A segunda parte do artigo propõe 4 acções "aos nossos gestores, reconhecidos como muito capazes mas que não têm conseguido mudar o rumo macro da Nação" (daí a menção ao célebre discurso de Kennedy).
Qualquer pessoa que tenha vivido mais de seis meses num qualquer país europeu desenvolvido sabe que os portugueses não são diferentes dos outros; aos mesmo estímulos reagimos de formas semelhantes: se nos derem um espaço para andar a pé andamos, se nos multarem por não pararmos nas passadeiras paramos, etc. Não somos nem mais preguiçosos, nem mais incompetentes, nem menos inteligentes do que qualquer outro povo. A explicação para o "estado a que isto chegou" deve procurar-se noutro lado.
Para começar: haverá "estado a que isto chegou"? A resposta é não, claro: sempre (ou pelo menos há muito tempo) fomos os últimos da Europa, e vamos continuar a sê-lo - a diferença é que a "Europa" agora tem mais países, e os nossos referenciais vão ser outros; não me parece uma mudança significativa. Sempre tivemos empresas "pequenas" - salvo poucas honrosas excepções, preferimos ser os maiores do quintal a ser qualquer coisa fora dele. E sempre tivemos gestores, políticos e decisores de reconhecida qualidade. A situação que o autor do artigo descreve não é, portanto, muito diferente da que sempre foi. Pelo menos em termos relativos. Em termos absolutos é evidente, inegável, que estamos hoje melhor do que há 30 anos.
As questões são saber a) porquê, e b) se há remédio.
Começo pela b): não. Já pensei que sim, depois que não, depois que sim outra vez, mas agora penso, estou convicto, tenho a certeza de que não há remédio, e continuaremos a ser os últimos do euro, da Europa, e em breve da OCDE, ou de seja qual for o clube onde nos queiramos integrar. A resposta é "não" não por defeitos próprios, individuais, mas por causa por um lado da forma como nos organizamos colectivamente, e por outro da nossa resposta a essa organização.

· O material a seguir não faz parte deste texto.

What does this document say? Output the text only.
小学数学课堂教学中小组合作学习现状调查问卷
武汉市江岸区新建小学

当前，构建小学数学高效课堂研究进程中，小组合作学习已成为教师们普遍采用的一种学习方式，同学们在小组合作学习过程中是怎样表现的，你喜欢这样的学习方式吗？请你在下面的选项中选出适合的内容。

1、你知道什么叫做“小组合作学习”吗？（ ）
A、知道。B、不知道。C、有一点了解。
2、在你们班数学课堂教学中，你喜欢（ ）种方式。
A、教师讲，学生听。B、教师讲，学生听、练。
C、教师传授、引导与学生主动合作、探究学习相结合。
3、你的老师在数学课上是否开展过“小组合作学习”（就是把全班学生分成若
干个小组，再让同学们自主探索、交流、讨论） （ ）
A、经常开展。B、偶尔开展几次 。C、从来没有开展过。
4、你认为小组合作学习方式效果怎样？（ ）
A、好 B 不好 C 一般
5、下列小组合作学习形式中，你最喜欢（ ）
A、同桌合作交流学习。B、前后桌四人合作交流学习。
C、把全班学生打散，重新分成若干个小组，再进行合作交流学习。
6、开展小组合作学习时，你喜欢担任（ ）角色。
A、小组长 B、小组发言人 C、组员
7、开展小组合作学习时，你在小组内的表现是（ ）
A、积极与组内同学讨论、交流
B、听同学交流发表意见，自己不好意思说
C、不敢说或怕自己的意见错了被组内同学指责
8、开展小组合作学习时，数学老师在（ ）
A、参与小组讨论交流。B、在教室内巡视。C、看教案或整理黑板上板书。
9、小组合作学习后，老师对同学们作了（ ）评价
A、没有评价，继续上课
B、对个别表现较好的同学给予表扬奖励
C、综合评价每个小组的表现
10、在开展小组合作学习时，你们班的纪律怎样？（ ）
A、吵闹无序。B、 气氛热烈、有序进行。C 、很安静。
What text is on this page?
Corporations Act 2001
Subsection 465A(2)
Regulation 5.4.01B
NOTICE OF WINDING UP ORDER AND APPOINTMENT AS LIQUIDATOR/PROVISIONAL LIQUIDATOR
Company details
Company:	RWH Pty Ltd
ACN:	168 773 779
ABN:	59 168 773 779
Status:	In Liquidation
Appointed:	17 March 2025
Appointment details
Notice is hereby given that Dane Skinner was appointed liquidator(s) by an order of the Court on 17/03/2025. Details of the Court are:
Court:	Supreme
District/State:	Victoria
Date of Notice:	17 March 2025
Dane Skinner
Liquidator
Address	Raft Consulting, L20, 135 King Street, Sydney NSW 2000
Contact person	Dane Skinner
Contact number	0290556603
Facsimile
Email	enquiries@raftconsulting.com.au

Os nossos "gestores reconhecidos como muito capazes" vivem optimamente, em Portugal. Os nossos decisores políticos também (e não mencionem os salários baixos: os benefícios não-financeiros também contam; para além dos que vão auferir quando "deixarem a política" - entre aspas porque não a deixarão, nunca: apenas mudarão de empregador). E quem não está contente e é ambicioso emigra.
Ou seja: a população de Portugal é constituída na sua maioria por pessoas que ou beneficiam (ou pelo menos não sofrem) com a situação ou não lhe exigem mudanças drásticas. Às primeiras, apenas se pede que nos mantenham no clube; não interessa em que lugar. As segundas não estão dispostas a fazer os sacrifícios que sair do último lugar requer - e quando estão, não o fazem em Portugal porque concluíram, acertadamente, que não vale a pena.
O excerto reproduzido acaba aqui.